On the other hand, the Court of Appeals of Maryland upheld three convictions of contempt where the behavior resulting in contempt findings were “separated by several minutes of relatively ordinary courtroom dialogue.” Smith v. State, 382 Md. 329 (2004). The court found multiple instances of contempt where the behavior was separated by periods of non-contemptuous behavior.

Hit and run

In an older, unpublished case State v. Cash, 234 N.C. App. 116 (2014), the court of appeals affirmed a defendant’s conviction for two counts of hit and run causing injury based on the defendant leaving the scene of a single crash. The defendant did not argue on appeal that multiple convictions based on a single act of leaving were improper, however, so the court did not analyze the issue.

The court of appeals has now resolved the issue in Watlington, which my colleague Belal Elrahal covered extensively in yesterday’s post. In case you missed it, the case involves two defendants, Watlington and Felton, who were tried jointly. Watlington was convicted of first-degree murder and additional felonies related to her attempts to run over multiple people at a gas station after a fight. Felton was convicted of eleven counts of accessory after the fact to Watlington’s convictions.
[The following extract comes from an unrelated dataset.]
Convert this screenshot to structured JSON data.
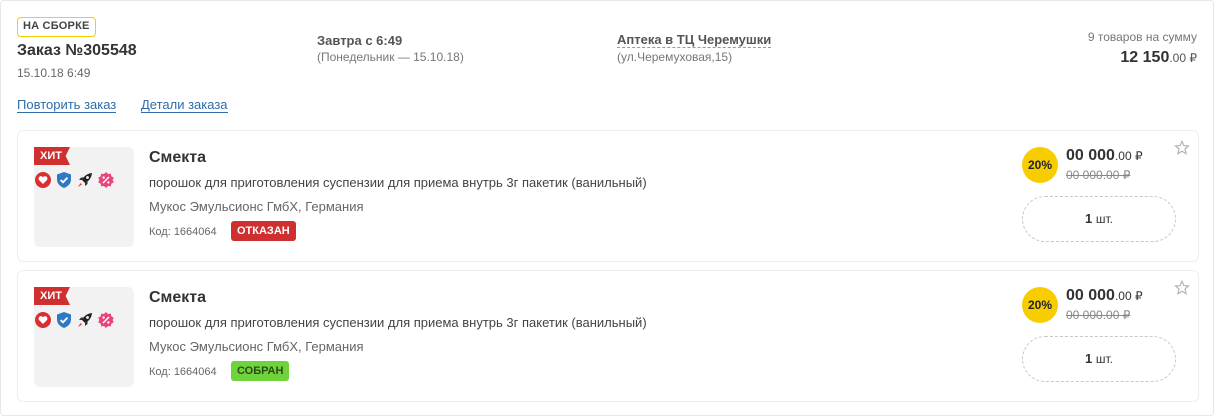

Regarding the hit and run convictions, the court of appeals concluded that the unit of prosecution is the conduct of leaving the scene of a crash as opposed to the number of victims injured as a result of the crash. Consequently, Watlington could only be convicted twice, and the court arrested judgment on the other three hit and run convictions.

Accessory after the fact

Felton argued that she should not be subject to multiple convictions for accessory after the fact to the felonies committed by Watlington. The court rejected this, explaining “the context of G.S. 14-7 clearly indicates that the legislature intended the allowable unit of prosecution to be each felony for which the principal committed and the accessory assisted after the fact.”  The court noted that the accessory after the fact statute sets forth different punishments for the offense based on the severity of the underlying felony committed by the principal (“two classes lower than the felony the principal felon committed…”), further demonstrating the legislature’s intent.

Statutory Construction and Rule of Lenity

Some statutes are clear in defining the allowable unit of prosecution for the offense. For example, the human trafficking statute G.S. 14-43.11(c) specifies that each violation of the statute constitutes a separate offense. Consequently, the North Carolina Supreme Court held as recently as last year in State v. Applewhite, 386 N.C. 431 (2024), that each distinct act of recruiting, enticing, harboring, transporting, providing or obtaining a victim can be separately prosecuted. The same language can be found in the new money laundering statute (G.S. 14-118.8) that went into effect on December 1, 2024 (which my colleague Joe Hyde blogged about here). This suggests that each act (e.g. acquisition, possession, use, transfer, etc.) committed in furtherance of the offense can be prosecuted separately.

Units of prosecution for most offenses are not clearly defined, and many have yet to be resolved by case law. For statutory offenses that do not explicitly address the allowable unit of prosecution for that offense, the courts have utilized general principles of statutory construction. When rules of statutory construction do not aid in a resolution, “any ambiguity should be resolved in favor of lenity,” meaning “doubt will be resolved against turning a single transaction into multiple offenses.” State v. Smith, 323 N.C. 439 (1988).  In other words, “the presumption is against multiple punishments in the absence of a contrary legislative intent.”